Richesse utile aux autres

«Quand nous pensons au ‹corps social›, nous le voyons composé de parties égales. Or selon Calvin, nous ne sommes pas égaux en richesse, en intelligence, en éducation ou en talents. Dans ce corps, où nous recevons notre vie des autres et la leur donnons, plus on a reçu, plus il nous sera demandé (Lc 12, 48). Cela, même les païens l’ont compris. La philanthropie est d’abord cette humanité (Ac 27,2 ; 28,3). Le chrétien lui donne encore un autre sens, prenant exemple sur celle de Dieu (Tite 3,4).»

Donner à une institution, non à l'Église

«Au moment de la Réformation, tous les biens de l’ancienne Église ont été donnés aux œuvres pour les malades et les démunis. L’idée en est longtemps restée. Plutôt que de donner à l’Église pour des dépenses somptuaires, ou au pauvre ‹main dans la main›, on a préféré donner à des institutions qui feraient usage de cet argent avec professionnalisme. Certaines de ces institutions subsistent, comme l’Hospice général à Genève, fondé en 1535.»

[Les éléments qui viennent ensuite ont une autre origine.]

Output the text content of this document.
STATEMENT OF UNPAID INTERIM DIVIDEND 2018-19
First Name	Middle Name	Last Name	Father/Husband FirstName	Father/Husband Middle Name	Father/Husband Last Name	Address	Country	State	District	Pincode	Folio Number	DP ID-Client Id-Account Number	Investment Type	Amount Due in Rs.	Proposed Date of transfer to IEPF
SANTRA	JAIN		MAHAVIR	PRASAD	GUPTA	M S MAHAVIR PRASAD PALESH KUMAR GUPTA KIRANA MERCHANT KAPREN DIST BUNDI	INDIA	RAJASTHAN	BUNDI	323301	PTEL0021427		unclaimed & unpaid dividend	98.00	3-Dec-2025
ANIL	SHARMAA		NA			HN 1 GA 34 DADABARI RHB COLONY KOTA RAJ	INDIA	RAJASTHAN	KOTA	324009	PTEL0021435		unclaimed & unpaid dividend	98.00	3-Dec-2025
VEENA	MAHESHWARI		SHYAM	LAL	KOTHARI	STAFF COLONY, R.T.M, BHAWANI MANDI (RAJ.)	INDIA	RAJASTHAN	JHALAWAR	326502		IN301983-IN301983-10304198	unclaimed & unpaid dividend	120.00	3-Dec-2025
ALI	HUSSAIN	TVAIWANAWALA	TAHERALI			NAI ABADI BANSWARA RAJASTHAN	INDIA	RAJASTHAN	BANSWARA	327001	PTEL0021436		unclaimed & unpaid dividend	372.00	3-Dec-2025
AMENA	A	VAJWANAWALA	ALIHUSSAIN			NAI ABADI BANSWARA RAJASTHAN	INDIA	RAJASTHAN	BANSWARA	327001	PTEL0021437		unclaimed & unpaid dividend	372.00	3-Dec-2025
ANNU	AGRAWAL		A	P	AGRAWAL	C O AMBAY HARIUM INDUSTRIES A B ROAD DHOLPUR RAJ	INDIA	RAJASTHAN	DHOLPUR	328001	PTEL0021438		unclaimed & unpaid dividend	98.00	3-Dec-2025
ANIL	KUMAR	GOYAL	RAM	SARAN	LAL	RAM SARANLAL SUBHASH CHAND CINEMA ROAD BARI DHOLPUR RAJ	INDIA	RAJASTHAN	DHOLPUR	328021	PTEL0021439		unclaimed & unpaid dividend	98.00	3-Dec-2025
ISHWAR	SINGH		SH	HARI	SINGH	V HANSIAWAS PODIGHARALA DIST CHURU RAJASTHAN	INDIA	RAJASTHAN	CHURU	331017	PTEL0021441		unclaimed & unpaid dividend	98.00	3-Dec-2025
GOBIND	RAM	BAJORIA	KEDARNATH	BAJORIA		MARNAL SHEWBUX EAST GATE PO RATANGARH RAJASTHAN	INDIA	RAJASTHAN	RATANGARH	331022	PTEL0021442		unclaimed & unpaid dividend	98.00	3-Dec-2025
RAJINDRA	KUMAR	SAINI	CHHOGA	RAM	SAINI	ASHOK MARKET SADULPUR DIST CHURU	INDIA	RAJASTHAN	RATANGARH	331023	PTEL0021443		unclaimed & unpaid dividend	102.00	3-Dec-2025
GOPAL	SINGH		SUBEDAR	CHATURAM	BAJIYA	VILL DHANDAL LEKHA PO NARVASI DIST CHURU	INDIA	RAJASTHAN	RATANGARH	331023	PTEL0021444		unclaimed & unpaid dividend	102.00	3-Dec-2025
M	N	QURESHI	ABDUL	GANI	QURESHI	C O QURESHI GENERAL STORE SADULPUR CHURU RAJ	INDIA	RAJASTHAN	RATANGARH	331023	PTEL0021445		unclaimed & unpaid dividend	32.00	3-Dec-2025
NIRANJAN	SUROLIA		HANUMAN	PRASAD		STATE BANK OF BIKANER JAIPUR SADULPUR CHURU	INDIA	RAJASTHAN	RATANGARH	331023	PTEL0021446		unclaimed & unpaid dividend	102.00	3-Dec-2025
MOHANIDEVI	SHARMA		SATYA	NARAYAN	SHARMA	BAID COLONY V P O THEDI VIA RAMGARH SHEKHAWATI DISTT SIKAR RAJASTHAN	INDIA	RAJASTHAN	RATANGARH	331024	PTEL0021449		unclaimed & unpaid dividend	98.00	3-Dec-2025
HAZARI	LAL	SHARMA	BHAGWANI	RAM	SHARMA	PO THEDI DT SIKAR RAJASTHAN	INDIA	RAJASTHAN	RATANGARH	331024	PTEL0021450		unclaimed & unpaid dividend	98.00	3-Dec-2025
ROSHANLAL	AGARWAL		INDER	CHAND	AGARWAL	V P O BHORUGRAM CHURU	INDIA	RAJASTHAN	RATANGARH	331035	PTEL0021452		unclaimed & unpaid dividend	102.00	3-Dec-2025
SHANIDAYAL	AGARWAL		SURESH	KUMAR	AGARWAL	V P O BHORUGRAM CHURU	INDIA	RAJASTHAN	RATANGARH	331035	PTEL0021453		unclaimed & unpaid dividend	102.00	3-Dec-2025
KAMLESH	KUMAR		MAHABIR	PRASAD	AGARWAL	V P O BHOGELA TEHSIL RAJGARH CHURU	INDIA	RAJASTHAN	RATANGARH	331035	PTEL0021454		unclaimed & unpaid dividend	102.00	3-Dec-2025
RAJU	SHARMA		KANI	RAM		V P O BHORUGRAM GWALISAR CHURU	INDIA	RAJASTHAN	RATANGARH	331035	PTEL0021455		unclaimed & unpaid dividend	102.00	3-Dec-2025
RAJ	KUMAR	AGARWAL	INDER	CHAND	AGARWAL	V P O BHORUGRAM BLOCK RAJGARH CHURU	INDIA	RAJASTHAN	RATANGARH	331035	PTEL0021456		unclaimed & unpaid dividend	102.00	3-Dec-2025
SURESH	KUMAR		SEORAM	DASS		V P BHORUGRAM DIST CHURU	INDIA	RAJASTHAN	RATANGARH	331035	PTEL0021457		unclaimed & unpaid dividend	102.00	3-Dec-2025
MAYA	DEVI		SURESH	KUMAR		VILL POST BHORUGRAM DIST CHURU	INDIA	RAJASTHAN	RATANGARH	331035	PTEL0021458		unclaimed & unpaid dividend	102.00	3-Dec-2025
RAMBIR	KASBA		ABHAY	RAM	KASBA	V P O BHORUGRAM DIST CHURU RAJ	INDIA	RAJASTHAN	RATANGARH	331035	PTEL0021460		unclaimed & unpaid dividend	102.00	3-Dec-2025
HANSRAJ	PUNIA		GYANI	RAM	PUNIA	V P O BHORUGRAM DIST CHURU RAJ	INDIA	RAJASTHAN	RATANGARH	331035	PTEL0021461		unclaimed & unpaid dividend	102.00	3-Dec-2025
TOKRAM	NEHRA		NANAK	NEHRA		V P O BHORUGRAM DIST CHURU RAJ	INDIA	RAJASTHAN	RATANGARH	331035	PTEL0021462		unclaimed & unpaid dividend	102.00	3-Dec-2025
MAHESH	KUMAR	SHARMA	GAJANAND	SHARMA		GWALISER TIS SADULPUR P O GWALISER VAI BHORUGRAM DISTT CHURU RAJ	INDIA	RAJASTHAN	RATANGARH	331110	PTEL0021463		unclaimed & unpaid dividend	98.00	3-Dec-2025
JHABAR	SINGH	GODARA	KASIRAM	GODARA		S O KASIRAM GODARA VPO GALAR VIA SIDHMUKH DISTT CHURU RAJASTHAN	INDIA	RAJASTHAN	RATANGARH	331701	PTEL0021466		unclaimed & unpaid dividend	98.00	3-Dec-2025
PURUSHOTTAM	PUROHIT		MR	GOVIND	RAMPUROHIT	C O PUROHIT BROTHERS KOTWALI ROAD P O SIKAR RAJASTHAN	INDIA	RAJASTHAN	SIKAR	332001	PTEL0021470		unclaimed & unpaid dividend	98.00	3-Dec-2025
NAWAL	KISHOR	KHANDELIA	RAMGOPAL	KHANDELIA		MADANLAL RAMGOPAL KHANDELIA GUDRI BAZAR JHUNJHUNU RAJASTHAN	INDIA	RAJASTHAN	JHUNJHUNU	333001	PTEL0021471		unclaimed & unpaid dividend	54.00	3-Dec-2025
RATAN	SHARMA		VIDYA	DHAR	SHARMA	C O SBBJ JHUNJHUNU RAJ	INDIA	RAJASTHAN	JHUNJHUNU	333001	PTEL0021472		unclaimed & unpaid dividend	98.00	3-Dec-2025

Ne pas être esclave de l’argent

«Calvin en était convaincu. Mieux vaudrait ne pas être riche, vivre simplement et se contenter de peu. Mais si la richesse nous est donnée, on ne doit pas la refuser, car dangereuse et illusoire pour soi, elle peut être utile aux autres. C’est pour eux qu’il faut l’accepter, la gérer, la mettre à leur service. Ainsi le riche n’est jamais vraiment le propriétaire de ses biens, il en est le dépositaire et le gérant pour les autres.»

A chaque famille sa cause

«Longtemps, chaque grande famille protestante avait sa cause: abolition de la peine de mort, soutien à la guerre d’indépendance de la Grèce, lutte contre le travail dominical… Les industriels du textile mulhousien ont obtenu l’interdiction du travail des enfants, ce qui ménageait leurs intérêts: renoncer unilatéralement au travail des enfants aurait profité à leurs concurrents, catholiques, du Nord de la France. Ils ont ainsi fait un travail formidable qui a posé les bases du futur Bureau international du travail.»

Des pionniers indispensables

«Au XXe siècle, bien des oeuvres philanthropiques ont été reprises par l’État. Néanmoins la philanthropie garde une place essentielle. Discrète, plus professionnelle, à l’écoute de ses bénéficiaires, elle est attentive à des besoins qui ne sont pas ou sont mal pris en charge. Par exemple, offrir un service de consultation conjugale et familiale pour des gens qui n’en auraient pas les moyens, ou avoir l’idée d’une vraie formation dans les camps de réfugiés. Un mécène protestant a ainsi mis toute son énergie et son réseau pour soutenir la formation des musulmans en Suisse en vue de faciliter leur intégration. Les philanthropes d’aujourd’hui sont des veilleurs. Comme les Rois mages, ils savent voir ce qui naît et ce qui grandit; ils ont le courage de suivre leur étoile et la générosité de partager leurs trésors.»